Book review: Functional programming in C#

I have been interested in functional programming for quite some time, experimenting with both F# and Clojure as well as trying out some Scala. But I must admit that I have never really put full focus on it for any longer period, not until I found this book:

Book cover

Functional programming in C# – How to write better C# code is a book by Enrico Buonanno, a CS graduate from Columbia University with over 15 years of experience as a developer, architect, and trainer. It is published by Manning and you can find it at https://www.manning.com/books/functional-programming-in-c-sharp.

What made this book appealing was that it is written for developers who are fluent in C#, a language that I know quite well, meaning I did not have to struggle with both a new language and all the new concepts and ways to think that comes with functional programming. In retrospect this was a really nice way to learn what functional programming is all about.

This book is not for the beginner programmer.

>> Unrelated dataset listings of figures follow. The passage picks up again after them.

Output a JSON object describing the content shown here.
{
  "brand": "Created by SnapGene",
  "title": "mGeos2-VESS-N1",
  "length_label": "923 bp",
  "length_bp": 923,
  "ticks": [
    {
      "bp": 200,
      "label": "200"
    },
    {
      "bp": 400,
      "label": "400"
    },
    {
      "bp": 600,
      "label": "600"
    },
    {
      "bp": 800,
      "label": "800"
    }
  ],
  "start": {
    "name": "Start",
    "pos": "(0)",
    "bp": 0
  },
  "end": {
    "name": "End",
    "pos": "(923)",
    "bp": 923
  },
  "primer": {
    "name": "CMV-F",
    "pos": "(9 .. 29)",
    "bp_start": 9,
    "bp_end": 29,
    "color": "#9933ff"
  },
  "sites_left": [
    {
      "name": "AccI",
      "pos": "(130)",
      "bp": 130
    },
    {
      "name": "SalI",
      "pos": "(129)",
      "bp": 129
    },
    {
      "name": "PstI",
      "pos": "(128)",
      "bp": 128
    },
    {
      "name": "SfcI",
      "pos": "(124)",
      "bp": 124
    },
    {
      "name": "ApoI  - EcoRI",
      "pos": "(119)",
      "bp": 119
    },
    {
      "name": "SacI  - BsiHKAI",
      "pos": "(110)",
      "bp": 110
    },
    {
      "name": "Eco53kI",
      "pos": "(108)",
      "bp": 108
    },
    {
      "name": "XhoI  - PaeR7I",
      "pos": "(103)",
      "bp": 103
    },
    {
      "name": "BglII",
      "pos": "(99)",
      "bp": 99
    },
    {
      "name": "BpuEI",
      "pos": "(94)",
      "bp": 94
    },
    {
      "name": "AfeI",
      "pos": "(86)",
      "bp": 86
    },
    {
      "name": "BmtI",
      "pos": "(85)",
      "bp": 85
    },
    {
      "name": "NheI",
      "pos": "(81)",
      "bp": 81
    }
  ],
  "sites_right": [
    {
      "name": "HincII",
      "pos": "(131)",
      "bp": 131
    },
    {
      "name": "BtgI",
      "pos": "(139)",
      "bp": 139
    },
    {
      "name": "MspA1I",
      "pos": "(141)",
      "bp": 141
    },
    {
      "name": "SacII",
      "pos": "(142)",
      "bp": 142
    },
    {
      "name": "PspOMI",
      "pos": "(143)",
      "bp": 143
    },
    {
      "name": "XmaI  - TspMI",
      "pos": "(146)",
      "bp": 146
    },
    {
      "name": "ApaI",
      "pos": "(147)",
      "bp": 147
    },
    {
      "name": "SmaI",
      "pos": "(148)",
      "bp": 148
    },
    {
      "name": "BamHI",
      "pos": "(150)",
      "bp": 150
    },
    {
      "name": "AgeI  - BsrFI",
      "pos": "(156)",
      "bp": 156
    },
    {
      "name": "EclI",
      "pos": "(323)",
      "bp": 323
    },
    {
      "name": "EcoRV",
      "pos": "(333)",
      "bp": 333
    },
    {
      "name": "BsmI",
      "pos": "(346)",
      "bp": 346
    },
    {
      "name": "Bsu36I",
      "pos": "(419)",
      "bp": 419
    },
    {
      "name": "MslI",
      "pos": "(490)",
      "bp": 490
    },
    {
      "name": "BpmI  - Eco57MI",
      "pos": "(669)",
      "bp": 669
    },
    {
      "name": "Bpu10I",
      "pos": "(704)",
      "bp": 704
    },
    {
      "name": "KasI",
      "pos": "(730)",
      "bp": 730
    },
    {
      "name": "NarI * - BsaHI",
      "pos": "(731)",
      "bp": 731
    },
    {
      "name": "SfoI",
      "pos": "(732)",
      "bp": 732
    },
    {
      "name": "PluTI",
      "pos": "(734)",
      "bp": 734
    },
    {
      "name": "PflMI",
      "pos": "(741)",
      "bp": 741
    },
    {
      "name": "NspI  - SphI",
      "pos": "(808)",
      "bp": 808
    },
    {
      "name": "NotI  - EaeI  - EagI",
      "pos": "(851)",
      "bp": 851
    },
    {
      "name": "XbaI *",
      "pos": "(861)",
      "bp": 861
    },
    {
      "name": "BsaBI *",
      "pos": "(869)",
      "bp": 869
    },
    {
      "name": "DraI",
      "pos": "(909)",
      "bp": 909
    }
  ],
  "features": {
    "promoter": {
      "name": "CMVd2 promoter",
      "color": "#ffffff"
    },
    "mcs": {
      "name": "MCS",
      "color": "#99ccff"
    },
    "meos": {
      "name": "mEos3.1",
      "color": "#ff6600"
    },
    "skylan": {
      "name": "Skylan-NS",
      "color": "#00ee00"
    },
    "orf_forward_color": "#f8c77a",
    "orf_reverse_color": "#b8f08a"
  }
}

It goes into several advanced topics in depth and I would only recommend it to an experienced C# developer who is willing to spend a lot of time and energy on learning about functional concepts such as immutability, functors, monads, partial applicaction, currying and the likes.

With that said, if the above description fits you, I can really recommend that you give this book a try. It describes a lot of concepts and has a lot of sample code and coding excercises. The first eight chapters all ends with a bunch of challenging excercises for the reader and there is also a github repository available that includes the authors own functional library and excercises and solutions from the book. You can find the repository at https://github.com/la-yumba/functional-csharp-code.

The only critique I can give is that I think that it would have been better if the author used the well established language-ext library instead of developing his own. When comparing the two I get impression that the authors library is pretty much a subset of language-ext and does not add anything I don’t get from language-ext.

I feels nice to finally understand what a monad is. My next step on this journey will probably be to take a deep dive in a pure functional language (like Haskell).